The competency of witnesses, and the admissibility of evidence, including the manner of taking depositions, and the use that may be made of them, are governed in this state largely by legislative enactments; and in the construction of these enactments, the rules that prevail in other jurisdictions can have but little, if any, influence. We make this remark because the decisions cited by the defendants’ counsel relate exclusively to the rules which prevail in other jurisdictions. If these rules are found to be different from ours, of course the latter and not the former must prevail.
The question presented in this case is whether, when a deposition is taken, an objection to the competency of the deponent, or to the competency of a question or answer, will be regarded as waived, unless made and noted at the time the deposition is taken, or whether such an objection may be made when the deposition is offered at the trial.

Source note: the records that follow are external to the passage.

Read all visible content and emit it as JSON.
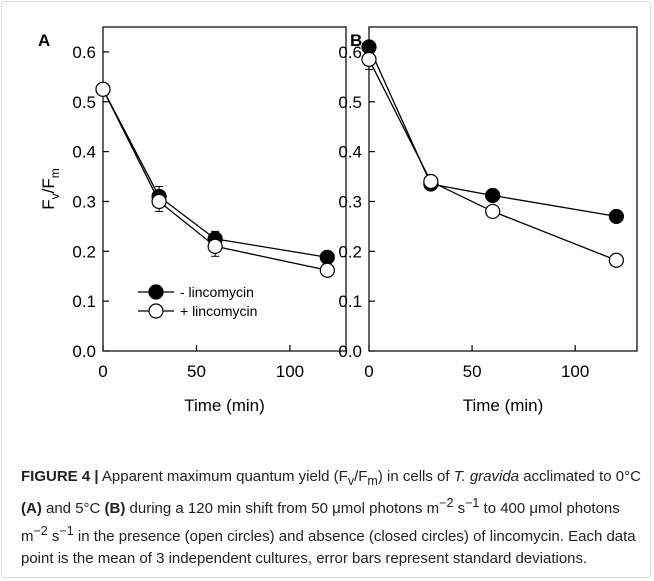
{
  "chart_data": [
    {
      "type": "line",
      "panel_label": "A",
      "xlabel": "Time (min)",
      "ylabel": "Fv/Fm",
      "ylabel_main": "F",
      "ylabel_sub1": "v",
      "ylabel_slash": "/F",
      "ylabel_sub2": "m",
      "xlim": [
        0,
        130
      ],
      "ylim": [
        0,
        0.65
      ],
      "xticks": [
        0,
        50,
        100
      ],
      "xtick_labels": [
        "0",
        "50",
        "100"
      ],
      "yticks": [
        0,
        0.1,
        0.2,
        0.3,
        0.4,
        0.5,
        0.6
      ],
      "ytick_labels": [
        "0.0",
        "0.1",
        "0.2",
        "0.3",
        "0.4",
        "0.5",
        "0.6"
      ],
      "legend": "lower-left",
      "series": [
        {
          "name": "- lincomycin",
          "marker": "filled",
          "x": [
            0,
            30,
            60,
            120
          ],
          "y": [
            0.525,
            0.31,
            0.225,
            0.188
          ],
          "err": [
            0,
            0.02,
            0.015,
            0.008
          ]
        },
        {
          "name": "+ lincomycin",
          "marker": "open",
          "x": [
            0,
            30,
            60,
            120
          ],
          "y": [
            0.525,
            0.3,
            0.21,
            0.162
          ],
          "err": [
            0,
            0.02,
            0.02,
            0.008
          ]
        }
      ]
    },
    {
      "type": "line",
      "panel_label": "B",
      "xlabel": "Time (min)",
      "xlim": [
        0,
        130
      ],
      "ylim": [
        0,
        0.65
      ],
      "xticks": [
        0,
        50,
        100
      ],
      "xtick_labels": [
        "0",
        "50",
        "100"
      ],
      "yticks": [
        0,
        0.1,
        0.2,
        0.3,
        0.4,
        0.5,
        0.6
      ],
      "ytick_labels": [
        "0.0",
        "0.1",
        "0.2",
        "0.3",
        "0.4",
        "0.5",
        "0.6"
      ],
      "series": [
        {
          "name": "- lincomycin",
          "marker": "filled",
          "x": [
            0,
            30,
            60,
            120
          ],
          "y": [
            0.61,
            0.335,
            0.312,
            0.27
          ],
          "err": [
            0,
            0,
            0,
            0
          ]
        },
        {
          "name": "+ lincomycin",
          "marker": "open",
          "x": [
            0,
            30,
            60,
            120
          ],
          "y": [
            0.585,
            0.34,
            0.28,
            0.182
          ],
          "err": [
            0.02,
            0,
            0,
            0
          ]
        }
      ]
    }
  ],
  "caption": {
    "label": "FIGURE 4 |",
    "t1": " Apparent maximum quantum yield (F",
    "s1": "v",
    "t2": "/F",
    "s2": "m",
    "t3": ") in cells of ",
    "species": "T. gravida",
    "t4": " acclimated to 0°C ",
    "refA": "(A)",
    "t5": " and 5°C ",
    "refB": "(B)",
    "t6": " during a 120 min shift from 50 μmol photons m",
    "e1": "−2",
    "t7": " s",
    "e2": "−1",
    "t8": " to 400 μmol photons m",
    "e3": "−2",
    "t9": " s",
    "e4": "−1",
    "t10": " in the presence (open circles) and absence (closed circles) of lincomycin. Each data point is the mean of 3 independent cultures, error bars represent standard deviations."
  }
}
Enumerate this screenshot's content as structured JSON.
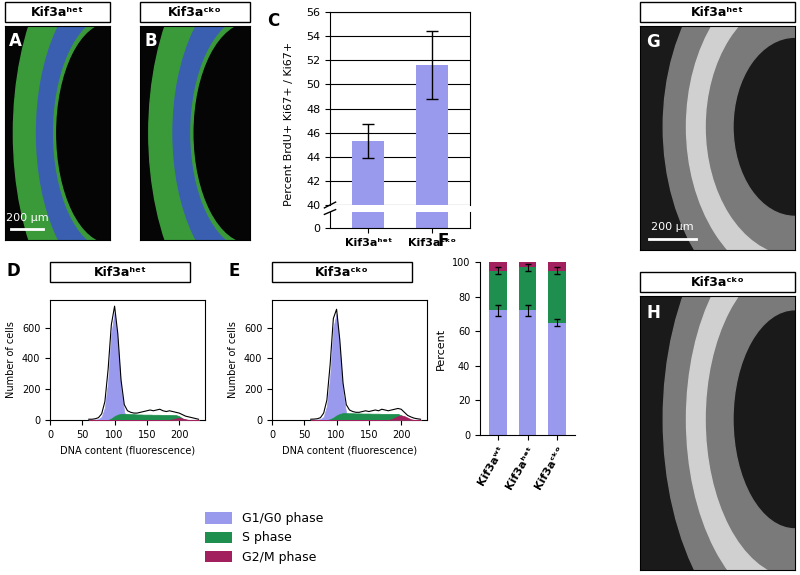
{
  "images": [
    {
      "panel_label": "A",
      "title": "Kif3aʰᵉᵗ",
      "scale_bar": "200 µm"
    },
    {
      "panel_label": "B",
      "title": "Kif3aᶜᵏᵒ"
    },
    {
      "panel_label": "G",
      "title": "Kif3aʰᵉᵗ",
      "scale_bar": "200 µm"
    },
    {
      "panel_label": "H",
      "title": "Kif3aᶜᵏᵒ"
    }
  ],
  "chart_data": [
    {
      "panel_label": "C",
      "type": "bar",
      "categories": [
        "Kif3aʰᵉᵗ",
        "Kif3aᶜᵏᵒ"
      ],
      "values": [
        45.3,
        51.6
      ],
      "errors": [
        1.4,
        2.8
      ],
      "color": "#9999ee",
      "y_label": "Percent BrdU+ Ki67+ / Ki67+",
      "ylim": [
        40,
        56
      ],
      "yticks": [
        40,
        42,
        44,
        46,
        48,
        50,
        52,
        54,
        56
      ],
      "y_break": {
        "ylim": [
          0,
          2
        ],
        "yticks": [
          0
        ]
      },
      "grid": true
    },
    {
      "panel_label": "D",
      "title": "Kif3aʰᵉᵗ",
      "type": "area",
      "x_label": "DNA content (fluorescence)",
      "y_label": "Number of cells",
      "xlim": [
        0,
        240
      ],
      "xticks": [
        0,
        50,
        100,
        150,
        200
      ],
      "ylim": [
        0,
        780
      ],
      "yticks": [
        0,
        200,
        400,
        600
      ],
      "x": [
        60,
        65,
        70,
        75,
        80,
        85,
        90,
        95,
        100,
        105,
        110,
        115,
        120,
        125,
        130,
        135,
        140,
        145,
        150,
        155,
        160,
        165,
        170,
        175,
        180,
        185,
        190,
        195,
        200,
        205,
        210,
        215,
        220,
        225,
        230
      ],
      "series": [
        {
          "name": "G1/G0 phase",
          "color": "#9999ee",
          "values": [
            0,
            0,
            2,
            5,
            20,
            80,
            250,
            560,
            700,
            500,
            200,
            50,
            10,
            2,
            0,
            0,
            0,
            0,
            0,
            0,
            0,
            0,
            0,
            0,
            0,
            0,
            0,
            0,
            0,
            0,
            0,
            0,
            0,
            0,
            0
          ]
        },
        {
          "name": "S phase",
          "color": "#1f8f4f",
          "values": [
            0,
            0,
            0,
            0,
            0,
            0,
            0,
            10,
            25,
            35,
            40,
            40,
            40,
            38,
            38,
            36,
            36,
            35,
            35,
            35,
            34,
            34,
            34,
            33,
            33,
            33,
            32,
            32,
            25,
            10,
            0,
            0,
            0,
            0,
            0
          ]
        },
        {
          "name": "G2/M phase",
          "color": "#a3205e",
          "values": [
            0,
            0,
            0,
            0,
            0,
            0,
            0,
            0,
            0,
            0,
            0,
            0,
            0,
            0,
            0,
            0,
            0,
            0,
            0,
            0,
            0,
            0,
            0,
            0,
            0,
            0,
            5,
            10,
            15,
            10,
            5,
            0,
            0,
            0,
            0
          ]
        },
        {
          "type": "line",
          "color": "#000000",
          "values": [
            5,
            5,
            8,
            15,
            40,
            120,
            330,
            620,
            740,
            560,
            260,
            100,
            60,
            50,
            45,
            45,
            50,
            55,
            60,
            65,
            60,
            65,
            70,
            60,
            55,
            60,
            55,
            50,
            45,
            35,
            25,
            20,
            15,
            10,
            5
          ]
        }
      ]
    },
    {
      "panel_label": "E",
      "title": "Kif3aᶜᵏᵒ",
      "type": "area",
      "x_label": "DNA content (fluorescence)",
      "y_label": "Number of cells",
      "xlim": [
        0,
        240
      ],
      "xticks": [
        0,
        50,
        100,
        150,
        200
      ],
      "ylim": [
        0,
        780
      ],
      "yticks": [
        0,
        200,
        400,
        600
      ],
      "x": [
        60,
        65,
        70,
        75,
        80,
        85,
        90,
        95,
        100,
        105,
        110,
        115,
        120,
        125,
        130,
        135,
        140,
        145,
        150,
        155,
        160,
        165,
        170,
        175,
        180,
        185,
        190,
        195,
        200,
        205,
        210,
        215,
        220,
        225,
        230
      ],
      "series": [
        {
          "name": "G1/G0 phase",
          "color": "#9999ee",
          "values": [
            0,
            0,
            2,
            5,
            20,
            90,
            280,
            600,
            690,
            450,
            170,
            40,
            8,
            2,
            0,
            0,
            0,
            0,
            0,
            0,
            0,
            0,
            0,
            0,
            0,
            0,
            0,
            0,
            0,
            0,
            0,
            0,
            0,
            0,
            0
          ]
        },
        {
          "name": "S phase",
          "color": "#1f8f4f",
          "values": [
            0,
            0,
            0,
            0,
            0,
            0,
            5,
            15,
            30,
            40,
            45,
            45,
            44,
            44,
            43,
            43,
            42,
            42,
            42,
            41,
            41,
            41,
            40,
            40,
            40,
            40,
            40,
            40,
            30,
            15,
            5,
            0,
            0,
            0,
            0
          ]
        },
        {
          "name": "G2/M phase",
          "color": "#a3205e",
          "values": [
            0,
            0,
            0,
            0,
            0,
            0,
            0,
            0,
            0,
            0,
            0,
            0,
            0,
            0,
            0,
            0,
            0,
            0,
            0,
            0,
            0,
            0,
            0,
            0,
            0,
            5,
            15,
            25,
            30,
            25,
            15,
            5,
            0,
            0,
            0
          ]
        },
        {
          "type": "line",
          "color": "#000000",
          "values": [
            5,
            6,
            8,
            15,
            45,
            130,
            360,
            660,
            720,
            520,
            240,
            100,
            65,
            55,
            50,
            50,
            55,
            60,
            55,
            60,
            65,
            60,
            70,
            65,
            60,
            65,
            70,
            75,
            70,
            50,
            30,
            20,
            12,
            8,
            5
          ]
        }
      ]
    },
    {
      "panel_label": "F",
      "type": "bar",
      "stacked": true,
      "legend": "lower center",
      "categories": [
        "Kif3aʷᵗ",
        "Kif3aʰᵉᵗ",
        "Kif3aᶜᵏᵒ"
      ],
      "y_label": "Percent",
      "ylim": [
        0,
        100
      ],
      "yticks": [
        0,
        20,
        40,
        60,
        80,
        100
      ],
      "series": [
        {
          "name": "G1/G0 phase",
          "color": "#9999ee",
          "values": [
            72,
            72,
            65
          ],
          "errors": [
            3,
            3,
            2
          ]
        },
        {
          "name": "S phase",
          "color": "#1f8f4f",
          "values": [
            23,
            25,
            30
          ],
          "errors": [
            2,
            2,
            2
          ]
        },
        {
          "name": "G2/M phase",
          "color": "#a3205e",
          "values": [
            5,
            3,
            5
          ]
        }
      ]
    }
  ]
}
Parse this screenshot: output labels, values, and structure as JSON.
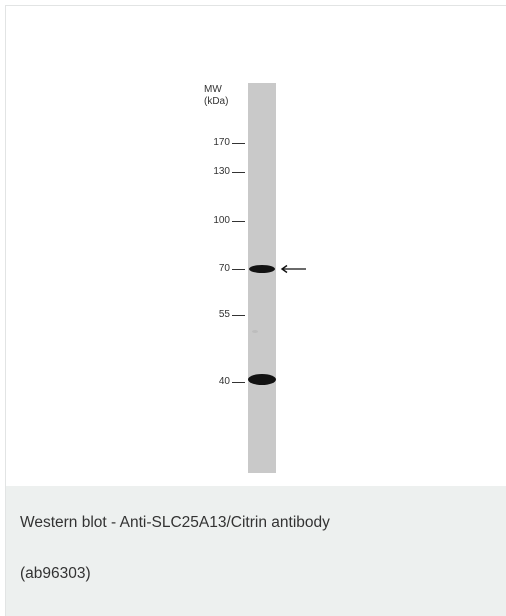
{
  "figure": {
    "mw_title_line1": "MW",
    "mw_title_line2": "(kDa)",
    "markers": [
      "170",
      "130",
      "100",
      "70",
      "55",
      "40"
    ],
    "lane_color": "#c9c9c9",
    "band_color": "#121212",
    "bands_kDa": [
      70,
      40
    ],
    "arrow_target_kDa": 70
  },
  "caption": {
    "line1": "Western blot - Anti-SLC25A13/Citrin antibody",
    "line2": "(ab96303)"
  },
  "colors": {
    "caption_background": "#edf0ef",
    "border": "#e2e4e4",
    "text": "#333333"
  }
}
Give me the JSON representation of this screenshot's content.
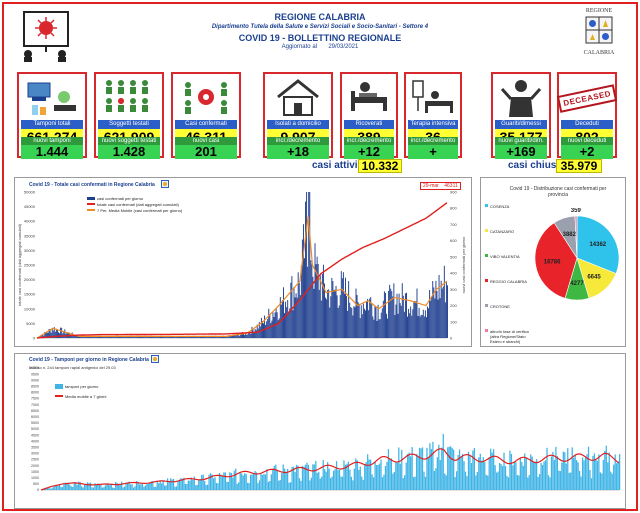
{
  "header": {
    "region": "REGIONE CALABRIA",
    "department": "Dipartimento Tutela della Salute e Servizi Sociali e Socio-Sanitari - Settore 4",
    "title": "COVID 19 - BOLLETTINO REGIONALE",
    "updated_label": "Aggiornato al",
    "updated_date": "29/03/2021",
    "logo_top": "REGIONE",
    "logo_bottom": "CALABRIA"
  },
  "cards": [
    {
      "label": "Tamponi totali",
      "value": "661.274",
      "sub_label": "nuovi tamponi",
      "sub_value": "1.444",
      "icon": "lab-microscope-icon"
    },
    {
      "label": "Soggetti testati",
      "value": "621.909",
      "sub_label": "nuovi soggetti testati",
      "sub_value": "1.428",
      "icon": "people-grid-icon"
    },
    {
      "label": "Casi confermati",
      "value": "46.311",
      "sub_label": "nuovi casi",
      "sub_value": "201",
      "icon": "virus-people-icon"
    },
    {
      "label": "Isolati a domicilio",
      "value": "9.907",
      "sub_label": "incr./decremento",
      "sub_value": "+18",
      "icon": "house-icon"
    },
    {
      "label": "Ricoverati",
      "value": "389",
      "sub_label": "incr./decremento",
      "sub_value": "+12",
      "icon": "hospital-bed-icon"
    },
    {
      "label": "Terapia intensiva",
      "value": "36",
      "sub_label": "incr./decremento",
      "sub_value": "+",
      "icon": "icu-bed-icon"
    },
    {
      "label": "Guariti/dimessi",
      "value": "35.177",
      "sub_label": "nuovi guariti/dim.",
      "sub_value": "+169",
      "icon": "recovered-person-icon"
    },
    {
      "label": "Deceduti",
      "value": "802",
      "sub_label": "nuovi deceduti",
      "sub_value": "+2",
      "icon": "deceased-stamp-icon",
      "stamp_text": "DECEASED"
    }
  ],
  "summary": {
    "attivi_label": "casi attivi",
    "attivi_value": "10.332",
    "chiusi_label": "casi chiusi",
    "chiusi_value": "35.979"
  },
  "colors": {
    "frame": "#e02020",
    "accent_blue": "#1a3f8f",
    "label_blue": "#2b5fc7",
    "value_yellow": "#ffff33",
    "green_label": "#2f9a3c",
    "green_value": "#39d353",
    "bar_blue": "#1f3f8f",
    "bar_light_blue": "#3fb4e6",
    "line_red": "#e02020",
    "line_orange": "#f08a24"
  },
  "chart_data": [
    {
      "type": "bar",
      "title": "Covid 19 - Totale casi confermati in Regione Calabria",
      "tag": "29-mar",
      "tag_value": "46311",
      "legend": [
        "casi confermati per giorno",
        "totale casi confermati (dati aggregati cumulati)",
        "7 Per. Media Mobile (casi confermati per giorno)"
      ],
      "ylabel": "totale casi confermati (dati aggregati cumulati)",
      "y2label": "nuovi casi confermati per giorno",
      "left_ticks": [
        "0",
        "5000",
        "10000",
        "15000",
        "20000",
        "25000",
        "30000",
        "35000",
        "40000",
        "45000",
        "50000"
      ],
      "right_ticks": [
        "0",
        "100",
        "200",
        "300",
        "400",
        "500",
        "600",
        "700",
        "800",
        "900"
      ],
      "left_ylim": [
        0,
        50000
      ],
      "right_ylim": [
        0,
        900
      ],
      "days": 390,
      "cumulative_anchors": [
        [
          0,
          0
        ],
        [
          20,
          600
        ],
        [
          40,
          1000
        ],
        [
          60,
          1150
        ],
        [
          120,
          1230
        ],
        [
          180,
          1400
        ],
        [
          210,
          2000
        ],
        [
          230,
          5000
        ],
        [
          250,
          13000
        ],
        [
          270,
          22000
        ],
        [
          290,
          27000
        ],
        [
          310,
          31000
        ],
        [
          330,
          34000
        ],
        [
          350,
          37500
        ],
        [
          370,
          41000
        ],
        [
          390,
          46311
        ]
      ],
      "daily_anchors": [
        [
          0,
          0
        ],
        [
          15,
          60
        ],
        [
          25,
          40
        ],
        [
          40,
          10
        ],
        [
          180,
          10
        ],
        [
          200,
          30
        ],
        [
          215,
          100
        ],
        [
          230,
          200
        ],
        [
          250,
          350
        ],
        [
          258,
          750
        ],
        [
          262,
          450
        ],
        [
          275,
          280
        ],
        [
          290,
          300
        ],
        [
          305,
          200
        ],
        [
          315,
          230
        ],
        [
          325,
          180
        ],
        [
          340,
          250
        ],
        [
          355,
          230
        ],
        [
          370,
          200
        ],
        [
          380,
          300
        ],
        [
          390,
          350
        ]
      ]
    },
    {
      "type": "pie",
      "title": "Covid 19 - Distribuzione casi confermati per provincia",
      "legend": [
        "COSENZA",
        "CATANZARO",
        "VIBO VALENTIA",
        "REGGIO CALABRIA",
        "CROTONE",
        "altro/in fase di verifica (altra Regione/Stato Estero e sbarchi)"
      ],
      "slices": [
        {
          "name": "COSENZA",
          "value": 14362,
          "color": "#2fc3ec"
        },
        {
          "name": "CATANZARO",
          "value": 6645,
          "color": "#f6e93a"
        },
        {
          "name": "VIBO VALENTIA",
          "value": 4277,
          "color": "#3fb843"
        },
        {
          "name": "REGGIO CALABRIA",
          "value": 16786,
          "color": "#e8232a"
        },
        {
          "name": "CROTONE",
          "value": 3882,
          "color": "#9aa0ad"
        },
        {
          "name": "altro/in fase di verifica",
          "value": 359,
          "color": "#ef7aa0"
        }
      ],
      "labels": [
        "14362",
        "6645",
        "4277",
        "16786",
        "3882",
        "359"
      ]
    },
    {
      "type": "bar",
      "title": "Covid 19 - Tamponi per giorno in Regione Calabria",
      "subtitle": "Incluso n. 244 tamponi rapidi antigenici del 29.03",
      "legend": [
        "tamponi per giorno",
        "Media mobile a 7 giorni"
      ],
      "y_ticks": [
        "0",
        "500",
        "1000",
        "1500",
        "2000",
        "2500",
        "3000",
        "3500",
        "4000",
        "4500",
        "5000",
        "5500",
        "6000",
        "6500",
        "7000",
        "7500",
        "8000",
        "8500",
        "9000",
        "9500",
        "10000"
      ],
      "ylim": [
        0,
        10000
      ],
      "days": 390,
      "anchors": [
        [
          0,
          0
        ],
        [
          15,
          600
        ],
        [
          40,
          450
        ],
        [
          80,
          700
        ],
        [
          110,
          1000
        ],
        [
          140,
          1500
        ],
        [
          180,
          1800
        ],
        [
          210,
          2100
        ],
        [
          230,
          2600
        ],
        [
          250,
          2800
        ],
        [
          265,
          3100
        ],
        [
          272,
          3300
        ],
        [
          280,
          2800
        ],
        [
          300,
          2700
        ],
        [
          320,
          2500
        ],
        [
          340,
          2700
        ],
        [
          360,
          2800
        ],
        [
          380,
          2900
        ],
        [
          390,
          2600
        ]
      ]
    }
  ]
}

We regard it as settled law in this state, that while all objections to the mere form of a question must be made and noted at the time the deposition is taken, objections to the competency of a deponent, or to the competency of the questions or answers, may be made when the deposition is offered at the trial. Lord v. Moore, 37 Maine, 208. Parsons v. Huff, 38 Maine, 137. R. S., c. 107, § 18.
We think the objection to the excluded deposition was seasonably made and properly sustained.
Exceptions overruled.
Peters, C. J., Daneorth, Virgin, Ltbbey and Haskell, JJ., concurred.